Les tableaux et disques personnalisés nécessitent deux packs, et l'installation d'un seul est la cause la plus fréquente d'échec
Le datapack enregistre le contenu ; le resource pack fournit la texture et le son. Un datapack seul enregistre sans rien à afficher. De plus, la limite 4x4 et pourquoi la durée du disque n'est pas qu'esthétique.
Les tableaux et les disques de musique sont tous deux des registres réels dans la version Java moderne, ce qui signifie que vous pouvez les ajouter plutôt que de remplacer ceux de la version vanilla. Rien de ce que vous ajoutez ne déplace un tableau ou un disque existant.

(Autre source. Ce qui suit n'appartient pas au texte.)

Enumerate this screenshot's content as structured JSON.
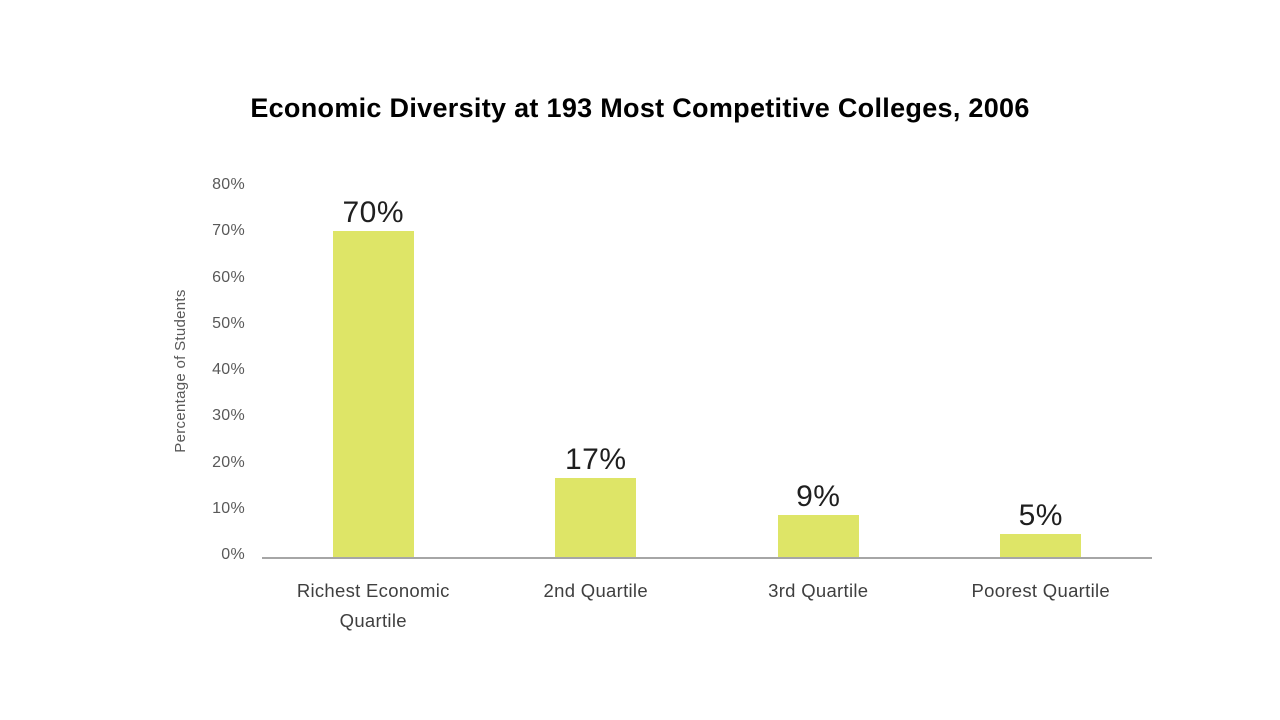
{
  "page": {
    "background_color": "#ffffff"
  },
  "chart_data": {
    "type": "bar",
    "title": "Economic Diversity at 193 Most Competitive Colleges, 2006",
    "xlabel": "",
    "ylabel": "Percentage of Students",
    "categories": [
      "Richest Economic Quartile",
      "2nd Quartile",
      "3rd Quartile",
      "Poorest Quartile"
    ],
    "values": [
      70,
      17,
      9,
      5
    ],
    "value_labels": [
      "70%",
      "17%",
      "9%",
      "5%"
    ],
    "ylim": [
      0,
      80
    ],
    "ytick_step": 10,
    "yticks": [
      "80%",
      "70%",
      "60%",
      "50%",
      "40%",
      "30%",
      "20%",
      "10%",
      "0%"
    ],
    "grid": false,
    "legend": "none",
    "colors": {
      "bar_fill": "#dee567",
      "axis_line": "#a6a6a6",
      "tick_label": "#595959",
      "category_label": "#3f3f3f",
      "value_label": "#1f1f1f",
      "title": "#000000"
    }
  }
}
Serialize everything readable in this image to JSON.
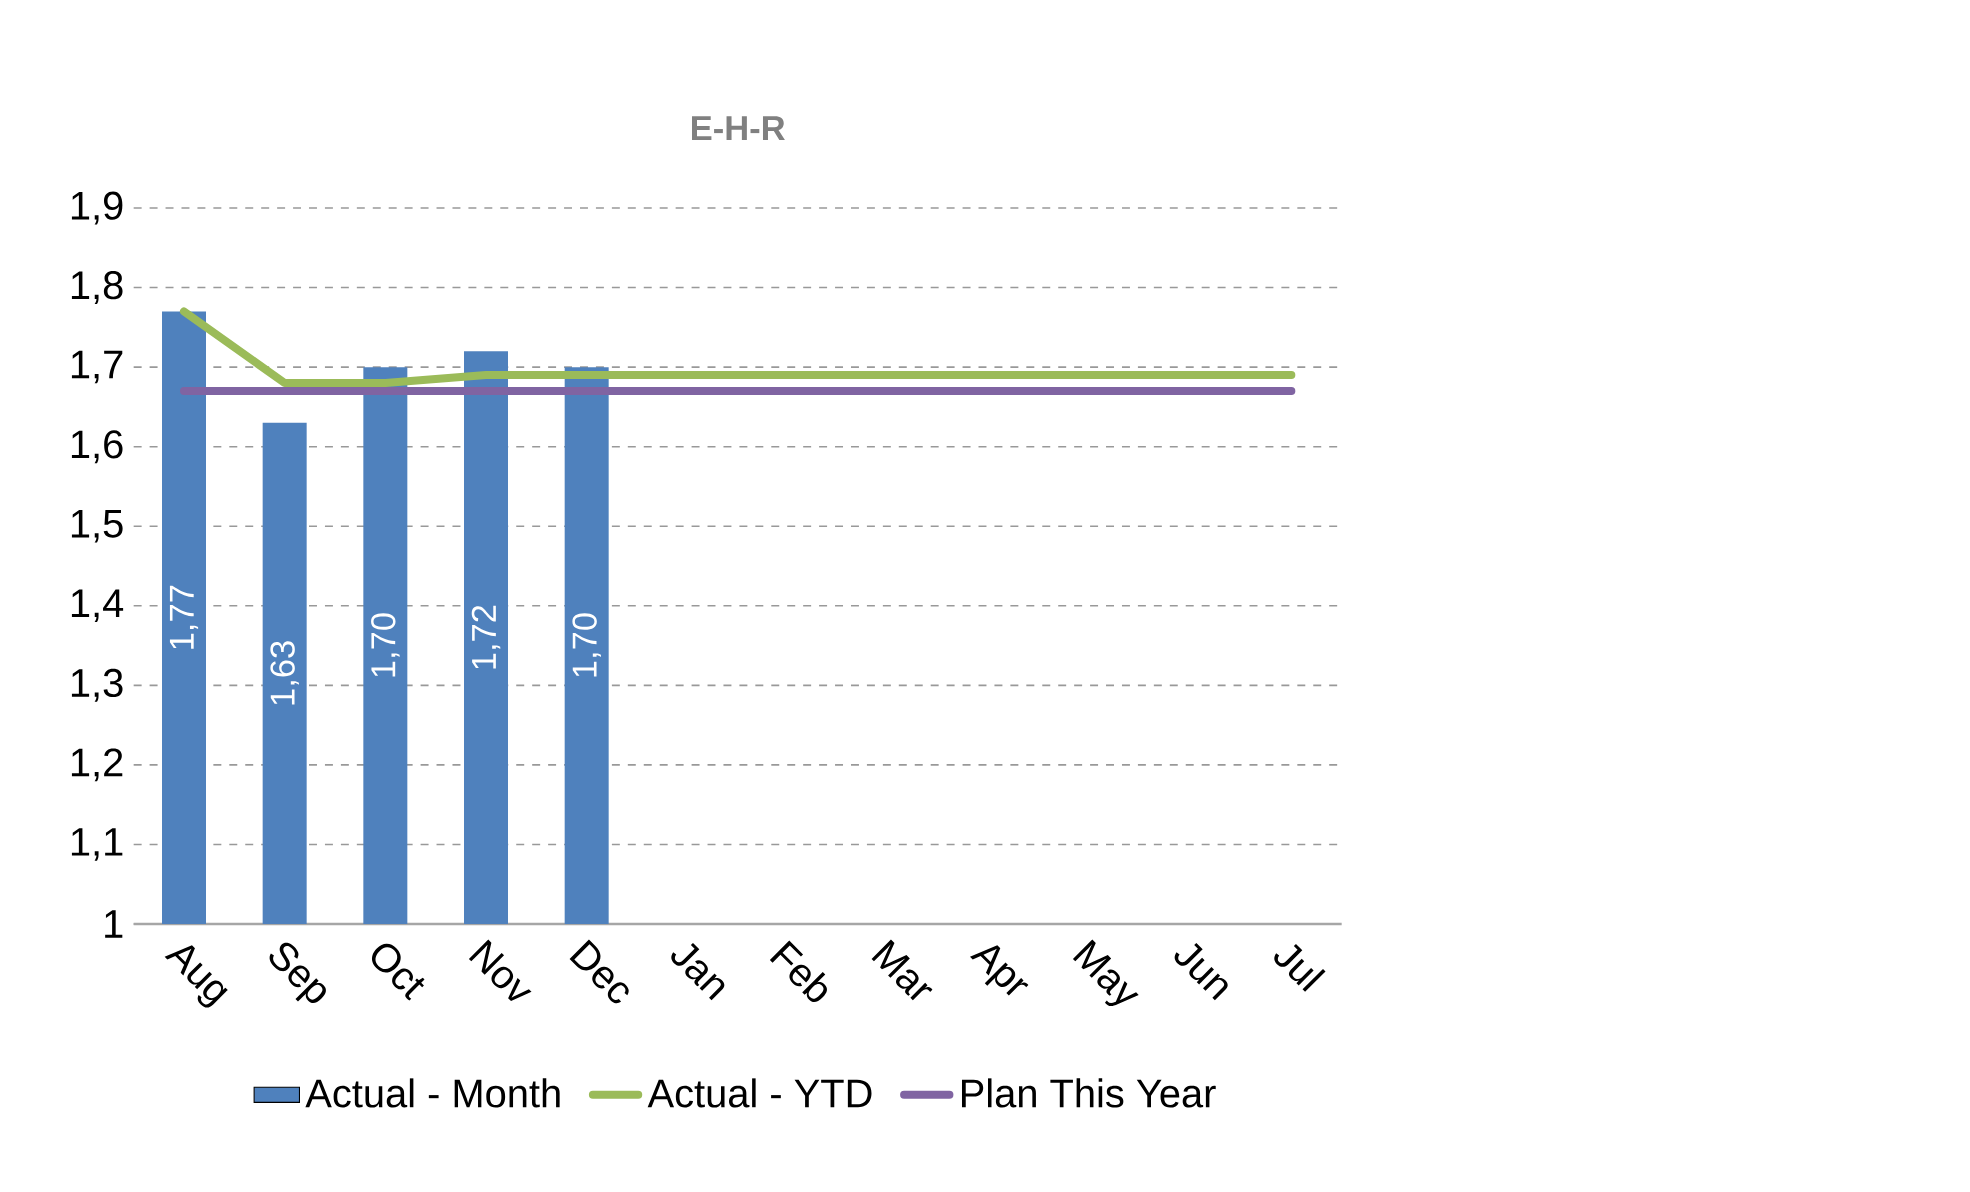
{
  "chart_data": {
    "type": "bar",
    "title": "E-H-R",
    "categories": [
      "Aug",
      "Sep",
      "Oct",
      "Nov",
      "Dec",
      "Jan",
      "Feb",
      "Mar",
      "Apr",
      "May",
      "Jun",
      "Jul"
    ],
    "series": [
      {
        "name": "Actual - Month",
        "color": "#4f81bd",
        "values": [
          1.77,
          1.63,
          1.7,
          1.72,
          1.7,
          null,
          null,
          null,
          null,
          null,
          null,
          null
        ],
        "value_labels": [
          "1,77",
          "1,63",
          "1,70",
          "1,72",
          "1,70",
          null,
          null,
          null,
          null,
          null,
          null,
          null
        ]
      },
      {
        "name": "Actual - YTD",
        "type": "line",
        "color": "#9bbb59",
        "values": [
          1.77,
          1.68,
          1.68,
          1.69,
          1.69,
          1.69,
          1.69,
          1.69,
          1.69,
          1.69,
          1.69,
          1.69
        ]
      },
      {
        "name": "Plan This Year",
        "type": "line",
        "color": "#8064a2",
        "values": [
          1.67,
          1.67,
          1.67,
          1.67,
          1.67,
          1.67,
          1.67,
          1.67,
          1.67,
          1.67,
          1.67,
          1.67
        ]
      }
    ],
    "ylim": [
      1,
      1.9
    ],
    "yticks": [
      1,
      {
        "value": 1.1,
        "label": "1,1"
      },
      {
        "value": 1.2,
        "label": "1,2"
      },
      {
        "value": 1.3,
        "label": "1,3"
      },
      {
        "value": 1.4,
        "label": "1,4"
      },
      {
        "value": 1.5,
        "label": "1,5"
      },
      {
        "value": 1.6,
        "label": "1,6"
      },
      {
        "value": 1.7,
        "label": "1,7"
      },
      {
        "value": 1.8,
        "label": "1,8"
      },
      {
        "value": 1.9,
        "label": "1,9"
      }
    ],
    "grid": "y",
    "legend": "bottom"
  }
}
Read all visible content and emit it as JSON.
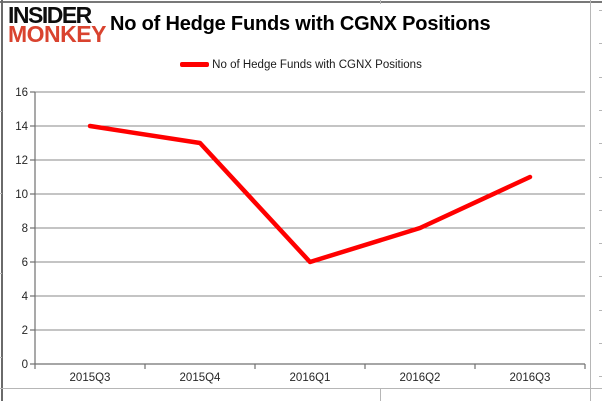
{
  "logo": {
    "line1": "INSIDER",
    "line2": "MONKEY"
  },
  "title": "No of Hedge Funds with CGNX Positions",
  "legend": {
    "label": "No of Hedge Funds with CGNX Positions"
  },
  "colors": {
    "series": "#FF0000",
    "logo_accent": "#d9432f",
    "gridline": "#8a8a8a",
    "axis": "#707070",
    "tick_text": "#262626"
  },
  "chart_data": {
    "type": "line",
    "title": "No of Hedge Funds with CGNX Positions",
    "categories": [
      "2015Q3",
      "2015Q4",
      "2016Q1",
      "2016Q2",
      "2016Q3"
    ],
    "series": [
      {
        "name": "No of Hedge Funds with CGNX Positions",
        "values": [
          14,
          13,
          6,
          8,
          11
        ],
        "color": "#FF0000"
      }
    ],
    "xlabel": "",
    "ylabel": "",
    "ylim": [
      0,
      16
    ],
    "ytick_step": 2,
    "grid": true,
    "legend_position": "top"
  }
}
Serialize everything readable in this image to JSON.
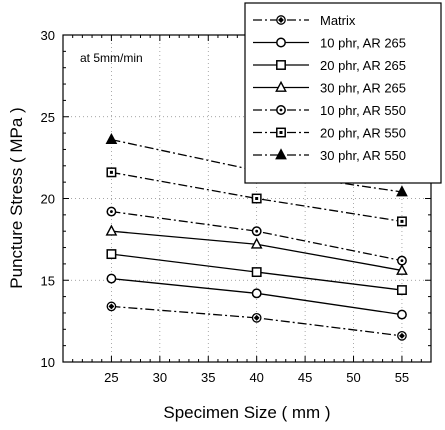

Le problème est que le contenu est réparti sur deux types de packs différents, et chacun est inutile seul.
Qu'est-ce qui va où
Le datapack enregistre l'élément :
data/<ns>/painting_variant/<id>.json asset_id, width, height, title, author
data/<ns>/jukebox_song/<id>.json sound_event, description, length, comparator
Le resource pack fournit ce que vous voyez et entendez :
assets/<ns>/textures/painting/<id>.png
assets/<ns>/sounds/<id>.ogg
assets/<ns>/sounds.json
Installez uniquement le datapack et le contenu s'enregistre avec succès — il existe, /give le trouve, et il n'y a simplement pas de texture ni d'audio. C'est un résultat beaucoup plus déroutant qu'un échec pur et simple, et c'est la raison habituelle pour laquelle un tableau personnalisé "n'a pas fonctionné". L'outil sur cette page les livre tous les deux dans un seul fichier zip spécifiquement pour qu'ils ne puissent pas être séparés.
Notez les deux fichiers pack.mcmeta. Ce sont des packs distincts avec des identités distinctes ; il n'existe pas de format combiné qui contienne les deux.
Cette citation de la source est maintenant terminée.